Stuffed Duck Necks in Brainerd

I spent the weekend at Madden’s on Gull Lake in Brainerd for the Food and Wine Weekend. Great food and drink, produced by great food and drink producers, local and otherwise, abounded and I partook of more than I could possibly mention. One dish, amongst the many, struck me. Served by Doug Flicker, it was a dish with humble origins, perhaps challenging to some, and elevated by the chef. Like many dishes that make an impact, this dish, stuffed duck neck, has a story, at least for me, and in this case, my grandfather and the years I watched him learn to cook.

My grandfather wore thick glasses, shuffled when he walked, had soft hands, and spoke with a throaty German accent. Attention to detail did not come naturally to his somewhat clumsy hands, and yet, when his much younger wife got sick, and eventually died, he took over the duties of the kitchen, feeding my brother and me as he learned.

He first dug into my Grandmother’s Rolodex, working his way through her old recipes. He learned mostly comfort foods, foods he had tried to get his wife to learn, foods from his past, foods that left flour strewn along the counters and pans stacked high. Messes or not though, cooking absorbed him, and the foods he made, he ate with gusto.

When he cooked, he liked to talk, to quote Latin (mostly one or two phrases over and over), and to tell stories. Stories about the day he saw Kaiser Wilhelm paraded in all his gallantry, about the night the Nazis smashed all the temple windows, about the day his rich uncle’s picture at the factory came down and was replaced by a photo of Hitler, about a week in Cuba on the beach waiting for a bureaucrat to process his papers and he could come to New York.

Growing up with no father, his mother influenced much of what he cooked and he talked a lot about her too. She had raised poultry; ducks, geese and chickens, for their dinner table and even produced foie gras from the fattened birds. The necks of the slaughtered poultry, she would skin and debone and stuff with grains and rendered fat, making a greasy sausage, which my grandfather later mastered the making of.

When he cooked roasted poultry for dinner, the stuffed neck always made its way to his plate. He ate, holding it down with a sharp fork, slathering each piece with a real silver Henkel knife, bite-by-bite, with mustard and gravy. Little bits were often left behind, greasy in the corners of his mouth. I remember seeing the makeshift sausage, down at his end of the table, and thinking about trying to get a piece, but not saying anything, knowing he had made it, and it was a delicacy to him.

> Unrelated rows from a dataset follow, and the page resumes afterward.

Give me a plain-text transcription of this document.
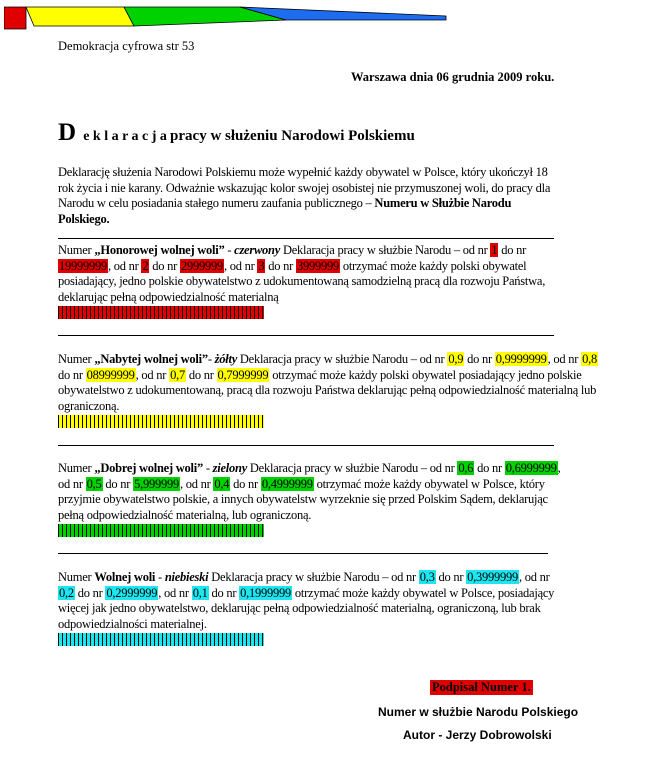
Demokracja cyfrowa str 53
Warszawa dnia 06 grudnia 2009 roku.
D e k l a r a c j a pracy w służeniu Narodowi Polskiemu
Deklarację służenia Narodowi Polskiemu może wypełnić każdy obywatel w Polsce, który ukończył 18 rok życia i nie karany. Odważnie wskazując kolor swojej osobistej nie przymuszonej woli, do pracy dla Narodu w celu posiadania stałego numeru zaufania publicznego – Numeru w Służbie Narodu Polskiego.
Numer „Honorowej wolnej woli” - czerwony Deklaracja pracy w służbie Narodu – od nr 1 do nr 19999999, od nr 2 do nr 2999999, od nr 3 do nr 3999999 otrzymać może każdy polski obywatel posiadający, jedno polskie obywatelstwo z udokumentowaną samodzielną pracą dla rozwoju Państwa, deklarując pełną odpowiedzialność materialną
Numer „Nabytej wolnej woli”- żółty Deklaracja pracy w służbie Narodu – od nr 0,9 do nr 0,9999999, od nr 0,8 do nr 08999999, od nr 0,7 do nr 0,7999999 otrzymać może każdy polski obywatel posiadający jedno polskie obywatelstwo z udokumentowaną, pracą dla rozwoju Państwa deklarując pełną odpowiedzialność materialną lub ograniczoną.
Numer „Dobrej wolnej woli” - zielony Deklaracja pracy w służbie Narodu – od nr 0,6 do nr 0,6999999, od nr 0,5 do nr 5,999999, od nr 0,4 do nr 0,4999999 otrzymać może każdy obywatel w Polsce, który przyjmie obywatelstwo polskie, a innych obywatelstw wyrzeknie się przed Polskim Sądem, deklarując pełną odpowiedzialność materialną, lub ograniczoną.
Numer Wolnej woli - niebieski Deklaracja pracy w służbie Narodu – od nr 0,3 do nr 0,3999999, od nr 0,2 do nr 0,2999999, od nr 0,1 do nr 0,1999999 otrzymać może każdy obywatel w Polsce, posiadający więcej jak jedno obywatelstwo, deklarując pełną odpowiedzialność materialną, ograniczoną, lub brak odpowiedzialności materialnej.
Podpisał Numer 1.
Numer w służbie Narodu Polskiego
Autor - Jerzy Dobrowolski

This weekend, after eating Chef Flicker’s rendition (Morcia stuffed duck neck, served cold and sauced with a yellow (saffron?) emulsion and anchovies), I stood unsure for a moment not sure what to think. I knew the dish was special, but could not quite taste the connection. I just ate a slice, and then another and then another. When it hit me, I went to the chef’s table where he was cooking, and I told him about my strong connection to the dish, and how much I enjoyed his version. Even though I’d never actually eaten it before, I still felt something: almost lost and now understood differently.

I called my mother afterwards on the drive home, and asked her if she remembered grandpa’s version.

I told her, “You know I don’t think, I ever tried it with him”?

She said, “Well, I’m sure he thought, you wouldn’t have liked it”.

Hah, I laughed to myself. Sure, that was the reason.